Non è così facile mettere insieme sedici monitor con sedici immagini diverse. Lui (n.d.r. Benn Northover, giovane collaboratore di Mekas e curatore della mostra) ha scelto la migliore combinazione dei monitor, in modo che non ci fossero distrazioni, ma solo le immagini, in modo che non ci fosse nient’altro che i riquadri degli schermi.

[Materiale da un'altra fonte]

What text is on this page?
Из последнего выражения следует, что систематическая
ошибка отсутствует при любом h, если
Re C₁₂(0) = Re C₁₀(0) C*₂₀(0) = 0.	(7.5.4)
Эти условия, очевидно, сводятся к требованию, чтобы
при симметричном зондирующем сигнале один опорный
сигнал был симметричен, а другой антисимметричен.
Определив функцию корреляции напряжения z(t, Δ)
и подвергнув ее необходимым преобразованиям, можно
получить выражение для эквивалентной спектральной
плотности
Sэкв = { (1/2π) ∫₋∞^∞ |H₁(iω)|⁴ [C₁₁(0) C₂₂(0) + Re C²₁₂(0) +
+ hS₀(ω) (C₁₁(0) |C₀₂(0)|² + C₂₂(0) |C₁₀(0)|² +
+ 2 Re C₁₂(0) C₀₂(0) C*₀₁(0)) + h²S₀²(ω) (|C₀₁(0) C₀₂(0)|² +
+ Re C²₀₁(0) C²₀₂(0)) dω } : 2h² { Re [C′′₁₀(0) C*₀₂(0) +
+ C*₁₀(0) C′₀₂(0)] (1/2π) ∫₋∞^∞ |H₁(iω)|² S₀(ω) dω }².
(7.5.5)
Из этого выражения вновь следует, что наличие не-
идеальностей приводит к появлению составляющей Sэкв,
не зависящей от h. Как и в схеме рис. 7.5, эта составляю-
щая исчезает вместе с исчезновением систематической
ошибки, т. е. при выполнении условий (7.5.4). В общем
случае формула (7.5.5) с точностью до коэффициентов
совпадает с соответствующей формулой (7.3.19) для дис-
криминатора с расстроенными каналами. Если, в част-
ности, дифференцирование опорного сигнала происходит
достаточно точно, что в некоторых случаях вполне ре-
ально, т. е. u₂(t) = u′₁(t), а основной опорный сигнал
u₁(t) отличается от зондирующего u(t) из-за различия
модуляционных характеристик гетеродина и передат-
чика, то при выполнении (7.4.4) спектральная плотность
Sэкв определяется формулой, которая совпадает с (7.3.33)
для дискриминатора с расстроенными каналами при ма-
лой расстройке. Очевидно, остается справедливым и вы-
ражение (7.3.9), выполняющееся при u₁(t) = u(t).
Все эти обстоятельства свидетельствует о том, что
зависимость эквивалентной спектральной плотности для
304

Benn Northover: abbiamo lavorato in team, è stato un processo naturale senza forzature, è stato il risultato delle ottime circostanze. Noi andiamo in giro, viaggiamo, e questo ci aiuta a comprendere meglio le cose. Siamo stati a molte mostre e proiezioni, e spesso la gente non faceva molta attenzione, così per questa mostra abbiamo pensato… (continua Mekas) …poi dipende anche dal luogo dove ti trovi, da quanti ambienti ci sono, da come si possono utilizzare, ma questo non è il mio lavoro. Io realizzo le opere, qualcun altro le dispone nel miglior modo possibile. E così è stato fatto.
– Politics?
La politica è qualcosa che influisce sui cambiamenti dell’umanità. Esistono politiche positive e negative. Io sono interessato unicamente a quelle positive e alle persone che riescono ad avere un’influenza positiva sulla società. Mi riferisco a coloro che sono riusciti a sviluppare quel 3-4 o 5% di indipendenza, nel corso degli ultimi 50-60 anni, il periodo che conosco meglio. Gente come John Cage, Buckminster Fuller, George Maciunas di Fluxus, forse Duchamp, gente così. Hanno influenzato la beat generation, anche la cultura hippy in quegli aspetti come le comuni, quindi hanno avuto un effetto positivo. Queste sono le politiche che mi interessano.
Il resto della politica è negativo, distruttivo, ha reso il ventesimo un secolo orribile, io ne so qualcosa… Ora dicono che il secolo che sta iniziando potrebbe essere ancora più orribile di quello appena trascorso. E’ questo grazie ai politici.